Les risques pour notre santé
Ces micropoussières d'un diamètre inférieur à 2,5 microns, c'est-à-dire la taille d'une bactérie, parviennent à pénétrer très profondément dans les poumons, entraînant avec elles allergènes, métaux lourds et autres hydrocarbures. Et plus elles sont fines, plus elles vont loin. Elles entraînent une inflammation des alvéoles respiratoires, mais aussi du système cardio-vasculaire. En France, l'augmentation des taux de particules fines dans l'atmosphère a été associée à une augmentation de l'asthme et des allergies chez l'enfant. Elle serait aussi responsable de 15 à 30% des maladies respiratoires et cardio-vasculaires (avec notamment un risque accru d'infarctus).
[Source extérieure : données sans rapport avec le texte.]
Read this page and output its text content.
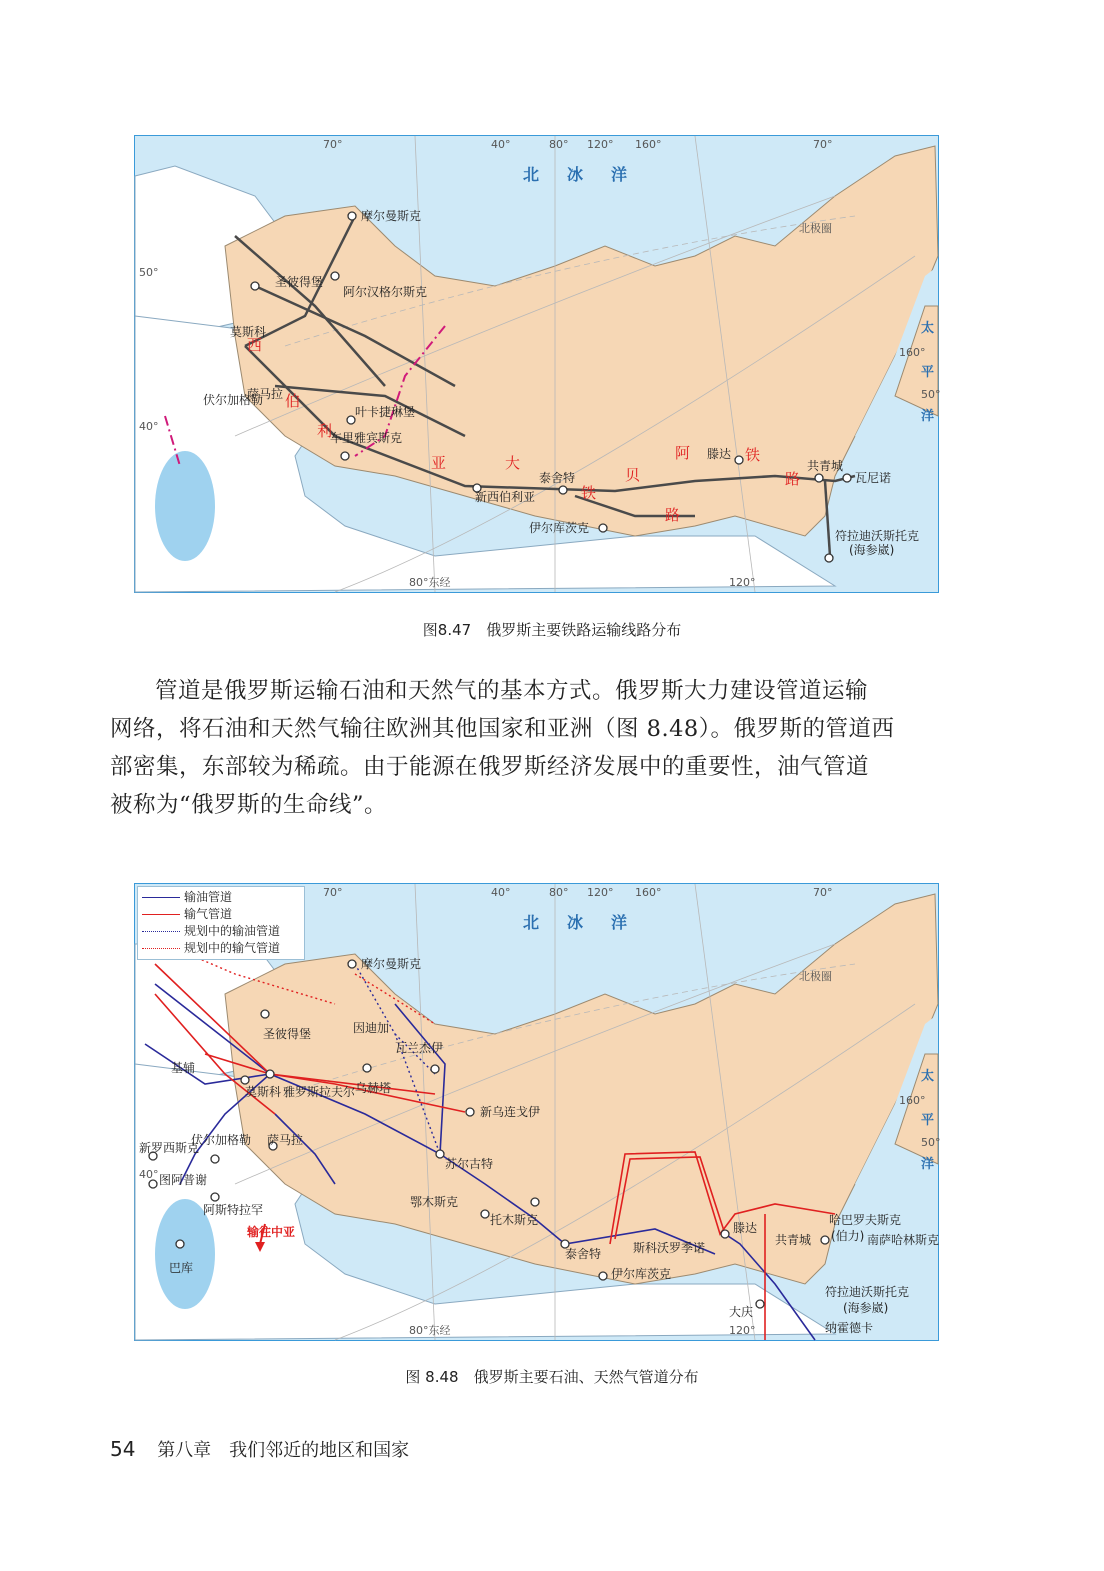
摩尔曼斯克
阿尔汉格尔斯克
圣彼得堡
莫斯科
伏尔加格勒
萨马拉
叶卡捷琳堡
车里雅宾斯克
新西伯利亚
泰舍特
伊尔库茨克
滕达
共青城
瓦尼诺
符拉迪沃斯托克
(海参崴)
北 冰 洋
太
平
洋
西
伯
利
亚	大
铁
贝
阿	铁
路
路
70°	40°	80° 120° 160°	70°
80°东经	120°
50°
40°
160°
50°
北极圈
图8.47　俄罗斯主要铁路运输线路分布
管道是俄罗斯运输石油和天然气的基本方式。俄罗斯大力建设管道运输
网络，将石油和天然气输往欧洲其他国家和亚洲（图 8.48）。俄罗斯的管道西
部密集，东部较为稀疏。由于能源在俄罗斯经济发展中的重要性，油气管道
被称为“俄罗斯的生命线”。
摩尔曼斯克
圣彼得堡	因迪加
瓦兰杰伊
雅罗斯拉夫尔 乌赫塔
新乌连戈伊
莫斯科
基辅
萨马拉
伏尔加格勒
新罗西斯克
图阿普谢
阿斯特拉罕
巴库
苏尔古特
鄂木斯克
托木斯克
泰舍特	斯科沃罗季诺
伊尔库茨克
滕达
共青城
哈巴罗夫斯克
(伯力) 南萨哈林斯克
符拉迪沃斯托克
(海参崴)
纳霍德卡
大庆
北 冰 洋
太
平
洋
70°	40°	80° 120° 160°	70°
80°东经	120°
40°
160°
50°
北极圈
输往中亚
输油管道
输气管道
规划中的输油管道
规划中的输气管道
图 8.48　俄罗斯主要石油、天然气管道分布
54 第八章　我们邻近的地区和国家
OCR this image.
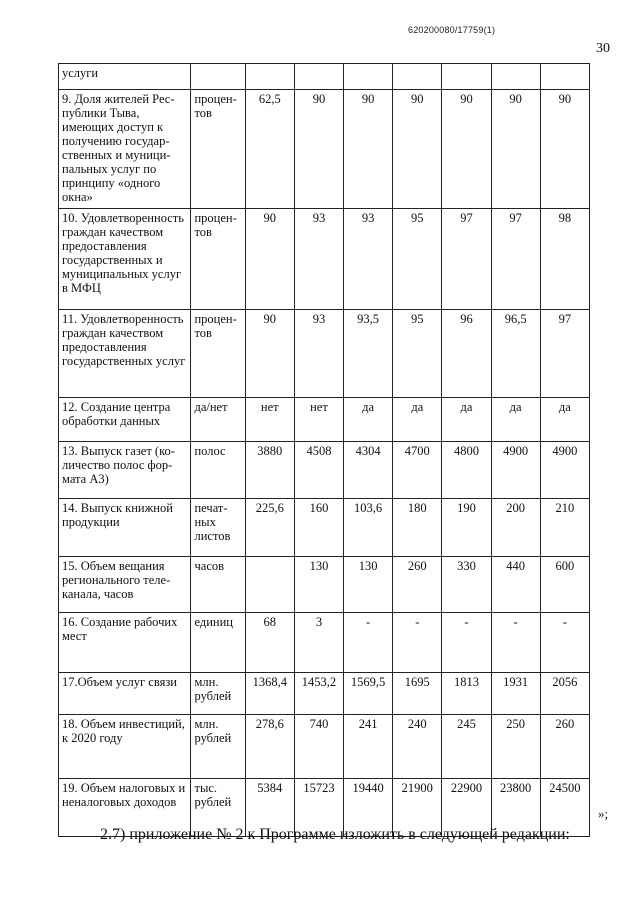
620200080/17759(1)
30
услуги								
9. Доля жителей Республики Тыва, имеющих доступ к получению государственных и муниципальных услуг по принципу «одного окна»	процентов	62,5	90	90	90	90	90	90
10. Удовлетворенность граждан качеством предоставления государственных и муниципальных услуг в МФЦ	процентов	90	93	93	95	97	97	98
11. Удовлетворенность граждан качеством предоставления государственных услуг	процентов	90	93	93,5	95	96	96,5	97
12. Создание центра обработки данных	да/нет	нет	нет	да	да	да	да	да
13. Выпуск газет (количество полос формата А3)	полос	3880	4508	4304	4700	4800	4900	4900
14. Выпуск книжной продукции	печатных листов	225,6	160	103,6	180	190	200	210
15. Объем вещания регионального телеканала, часов	часов		130	130	260	330	440	600
16. Создание рабочих мест	единиц	68	3	-	-	-	-	-
17.Объем услуг связи	млн. рублей	1368,4	1453,2	1569,5	1695	1813	1931	2056
18. Объем инвестиций, к 2020 году	млн. рублей	278,6	740	241	240	245	250	260
19. Объем налоговых и неналоговых доходов	тыс. рублей	5384	15723	19440	21900	22900	23800	24500
»;
2.7) приложение № 2 к Программе изложить в следующей редакции:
Les risques de cancers (poumons, vessie...) sont également majorés.
Quelques précautions utiles
Les particules fines passent partout, il n’existe donc aucun moyen de protection individuelle. Toutefois, quelques précautions sont recommandées en cas de pic de pollution (consultation des bulletins d’alerte de Scalair, l’association calédonienne de surveillance de la qualité de l’air) :
  • Limiter les sorties et les activités physiques intenses aussi bien à l'extérieur qu'à l'intérieur, a fortiori pour les personnes fragiles (enfants, personnes âgées, malades chroniques...).
  • Bien que les microparticules s'insinuent partout, il est préférable de fermer les fenêtres durant un épisode de pollution intense. Toutefois, pensez à continuer à aérer votre logement régulièrement car cela permet de réduire la pollution de l'air se concentrant à l'intérieur des bâtiments (matériaux, peinture, produits d’entretien, tabac, appareils de combustion, bougies parfumées …).
  • Les masques en papier sont inefficaces. Les seuls masques filtrants montrant une efficacité (relative) sont certains masques industriels, mais ils ne peuvent pas être portés toute la journée et moins encore par des personnes souffrant de pathologies respiratoires.
  • En cas de gêne respiratoire ou cardiaque (essoufflement, sifflements, palpitations), consultez votre médecin.